In a move designed to protect its right to publish stories from offshore, TheGuardian has said it will share with The New York Times ( NYT ) some of the sensitive documents passed on by the whistleblower Edward Snowden to columnist Glenn Greenwald and film maker Laura Poitras. The aim of this partnership is to circumvent the extraordinary pressure that the newspaper has been under from the British government to hand over the material in its possession.

This is the second time in recent years that The Guardian has forged partnerships with other media publications to put information in the public domain.

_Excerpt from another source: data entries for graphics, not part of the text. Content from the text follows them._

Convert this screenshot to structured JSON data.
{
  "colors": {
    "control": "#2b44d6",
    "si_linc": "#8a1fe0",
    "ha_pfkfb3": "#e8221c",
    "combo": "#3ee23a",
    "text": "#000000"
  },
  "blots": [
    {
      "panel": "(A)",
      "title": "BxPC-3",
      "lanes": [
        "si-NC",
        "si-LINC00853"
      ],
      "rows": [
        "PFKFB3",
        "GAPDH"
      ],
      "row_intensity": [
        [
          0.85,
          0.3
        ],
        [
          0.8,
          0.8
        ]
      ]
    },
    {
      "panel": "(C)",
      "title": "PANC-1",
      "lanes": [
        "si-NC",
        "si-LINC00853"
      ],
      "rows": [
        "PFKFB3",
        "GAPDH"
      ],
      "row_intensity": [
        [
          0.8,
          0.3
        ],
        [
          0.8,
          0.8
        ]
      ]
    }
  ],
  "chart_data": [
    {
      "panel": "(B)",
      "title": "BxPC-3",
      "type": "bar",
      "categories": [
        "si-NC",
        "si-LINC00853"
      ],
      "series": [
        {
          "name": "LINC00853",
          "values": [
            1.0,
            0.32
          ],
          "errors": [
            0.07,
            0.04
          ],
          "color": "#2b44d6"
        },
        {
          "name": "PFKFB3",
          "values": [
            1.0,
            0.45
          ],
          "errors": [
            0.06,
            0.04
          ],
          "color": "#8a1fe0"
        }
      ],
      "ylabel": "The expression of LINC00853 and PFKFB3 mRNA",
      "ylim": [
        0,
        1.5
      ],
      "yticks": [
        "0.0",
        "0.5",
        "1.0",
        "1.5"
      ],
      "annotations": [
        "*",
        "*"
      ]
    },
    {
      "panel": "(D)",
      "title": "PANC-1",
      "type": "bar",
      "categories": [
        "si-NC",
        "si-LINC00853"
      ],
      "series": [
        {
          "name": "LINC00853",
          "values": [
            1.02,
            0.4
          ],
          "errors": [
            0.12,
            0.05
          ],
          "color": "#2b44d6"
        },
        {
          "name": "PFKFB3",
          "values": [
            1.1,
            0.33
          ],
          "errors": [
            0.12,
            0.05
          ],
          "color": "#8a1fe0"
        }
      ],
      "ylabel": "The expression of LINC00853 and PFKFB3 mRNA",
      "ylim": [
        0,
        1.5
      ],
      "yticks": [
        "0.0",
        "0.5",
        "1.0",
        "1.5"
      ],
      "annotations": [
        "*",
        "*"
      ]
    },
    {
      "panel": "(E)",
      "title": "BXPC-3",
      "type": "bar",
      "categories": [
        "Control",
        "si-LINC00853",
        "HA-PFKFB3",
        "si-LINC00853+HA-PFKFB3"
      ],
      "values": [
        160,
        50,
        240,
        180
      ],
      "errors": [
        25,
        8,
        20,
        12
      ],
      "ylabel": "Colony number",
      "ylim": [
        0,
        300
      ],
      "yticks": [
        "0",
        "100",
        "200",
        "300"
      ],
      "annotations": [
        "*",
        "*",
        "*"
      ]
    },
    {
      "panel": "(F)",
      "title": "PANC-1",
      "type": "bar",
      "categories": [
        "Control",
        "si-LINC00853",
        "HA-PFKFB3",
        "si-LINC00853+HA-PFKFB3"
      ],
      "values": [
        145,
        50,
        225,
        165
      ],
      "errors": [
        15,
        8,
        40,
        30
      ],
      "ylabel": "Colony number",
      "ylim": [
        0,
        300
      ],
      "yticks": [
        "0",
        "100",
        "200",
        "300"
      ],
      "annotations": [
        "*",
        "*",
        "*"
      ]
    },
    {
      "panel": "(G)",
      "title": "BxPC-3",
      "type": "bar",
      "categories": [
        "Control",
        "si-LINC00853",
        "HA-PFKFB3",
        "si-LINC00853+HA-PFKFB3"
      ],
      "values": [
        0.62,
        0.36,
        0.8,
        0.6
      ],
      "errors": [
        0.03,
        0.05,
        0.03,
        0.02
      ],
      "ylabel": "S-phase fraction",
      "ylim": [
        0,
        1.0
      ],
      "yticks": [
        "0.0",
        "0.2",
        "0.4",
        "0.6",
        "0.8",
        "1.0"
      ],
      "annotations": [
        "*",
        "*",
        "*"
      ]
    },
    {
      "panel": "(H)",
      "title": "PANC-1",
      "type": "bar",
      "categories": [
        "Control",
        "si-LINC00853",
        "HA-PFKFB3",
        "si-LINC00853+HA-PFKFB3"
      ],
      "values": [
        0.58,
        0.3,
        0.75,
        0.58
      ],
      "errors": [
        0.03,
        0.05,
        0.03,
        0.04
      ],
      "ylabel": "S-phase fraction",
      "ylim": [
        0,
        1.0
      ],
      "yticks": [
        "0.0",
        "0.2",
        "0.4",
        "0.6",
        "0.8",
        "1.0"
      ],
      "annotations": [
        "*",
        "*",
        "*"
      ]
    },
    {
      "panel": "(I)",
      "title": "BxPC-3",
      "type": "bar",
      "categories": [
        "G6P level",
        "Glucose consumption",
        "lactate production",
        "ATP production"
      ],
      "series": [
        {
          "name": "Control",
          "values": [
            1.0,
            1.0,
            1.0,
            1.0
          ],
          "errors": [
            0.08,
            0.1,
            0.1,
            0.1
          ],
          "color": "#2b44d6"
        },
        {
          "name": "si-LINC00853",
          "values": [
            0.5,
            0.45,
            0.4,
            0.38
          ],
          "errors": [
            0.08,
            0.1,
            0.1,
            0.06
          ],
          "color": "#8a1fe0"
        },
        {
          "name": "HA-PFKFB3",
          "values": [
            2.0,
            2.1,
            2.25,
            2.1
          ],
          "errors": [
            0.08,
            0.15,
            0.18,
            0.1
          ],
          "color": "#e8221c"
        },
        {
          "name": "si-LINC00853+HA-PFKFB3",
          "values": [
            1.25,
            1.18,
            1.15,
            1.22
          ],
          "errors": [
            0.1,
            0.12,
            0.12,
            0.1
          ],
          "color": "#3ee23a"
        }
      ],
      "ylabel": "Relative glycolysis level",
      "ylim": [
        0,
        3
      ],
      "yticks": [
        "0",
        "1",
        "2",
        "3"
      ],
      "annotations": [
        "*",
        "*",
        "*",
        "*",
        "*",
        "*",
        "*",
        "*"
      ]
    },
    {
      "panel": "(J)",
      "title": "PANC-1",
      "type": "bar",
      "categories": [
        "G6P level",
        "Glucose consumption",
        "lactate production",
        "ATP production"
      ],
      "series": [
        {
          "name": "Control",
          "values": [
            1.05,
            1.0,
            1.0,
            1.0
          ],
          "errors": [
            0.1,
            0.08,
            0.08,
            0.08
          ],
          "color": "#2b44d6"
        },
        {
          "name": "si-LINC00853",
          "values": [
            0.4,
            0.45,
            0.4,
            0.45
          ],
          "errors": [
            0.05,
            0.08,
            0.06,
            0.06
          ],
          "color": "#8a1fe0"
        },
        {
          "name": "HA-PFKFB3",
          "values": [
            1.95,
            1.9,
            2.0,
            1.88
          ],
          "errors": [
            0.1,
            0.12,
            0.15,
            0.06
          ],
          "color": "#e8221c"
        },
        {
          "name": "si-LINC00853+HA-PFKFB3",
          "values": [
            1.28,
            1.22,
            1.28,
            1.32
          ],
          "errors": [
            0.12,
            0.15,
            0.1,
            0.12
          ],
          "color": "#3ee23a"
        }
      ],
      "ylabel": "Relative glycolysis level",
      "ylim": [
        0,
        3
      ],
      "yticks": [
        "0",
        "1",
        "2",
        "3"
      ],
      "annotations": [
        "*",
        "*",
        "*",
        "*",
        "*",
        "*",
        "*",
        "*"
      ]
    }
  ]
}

In 2010, the newspaper entered into an understanding with NYT and Der Spiegel to release the huge cache of U.S. diplomatic and military documents released by WikiLeaks, of which the relevant documents pertaining to India were published by The Hindu .

Government pressure on The Guardian has been building up dramatically in the last several weeks. The newspaper has run more than 300 stories in the last 11 weeks on the Snowden files, which has “…shed unprecedented light on the scale and sophistication of surveillance on both sides of the Atlantic — and the secret laws underpinning such programmes”, said a report published by it on Thursday. The report summed up the key findings that have emerged from the series of reports it has carried so far based on information gleaned from top-secret files of the National Security Agency (NSA) and the GCHQ, the U.K. intelligence agency.

The two most recent official attempts at preventing the newspaper from pursuing its exposure of secret surveillance mechanisms by the U.K. and U.S. governments appears to have been the immediate provocation for the decision to collaborate with the NYT . Just two months ago, The Guardian was forced to allow the destruction of computer equipment under the supervision of security officials in the basement of its offices in Kings Place.

This was followed by the confiscation of electronic equipment that contained yet more incriminating material from David Miranda, the partner of Glenn Greenwald, in Heathrow airport last Sunday. The U.K. government is facing intense criticism from several political constituencies for having used the controversial Schedule 7 of the Terrorism Act to detain and interrogate Mr. Miranda, who was travelling to Rio de Janeiro from Berlin via London. Mr. Miranda’s lawyers won only a limited injunction in the High Court on their appeal to block access to the material contained in Mr. Miranda’s laptops and other electronic devices. The judges ruled that the data could not be used for a full-scale criminal probe, action that the Met police have already initiated.

In the U.S., journalists are protected by the First Amendment that prevents the government seeking pre-publication injunctions, a powerful reason for shifting the centre of the journalistic investigation there.

With Liberal Democratic leader and Deputy Prime Minister Nick Clegg distancing himself from the detention of Mr. Miranda — he was not consulted about the police action, he has claimed — the case would appear to hang on the report of the Independent Reviewer of Terror Legislation David Anderson QC.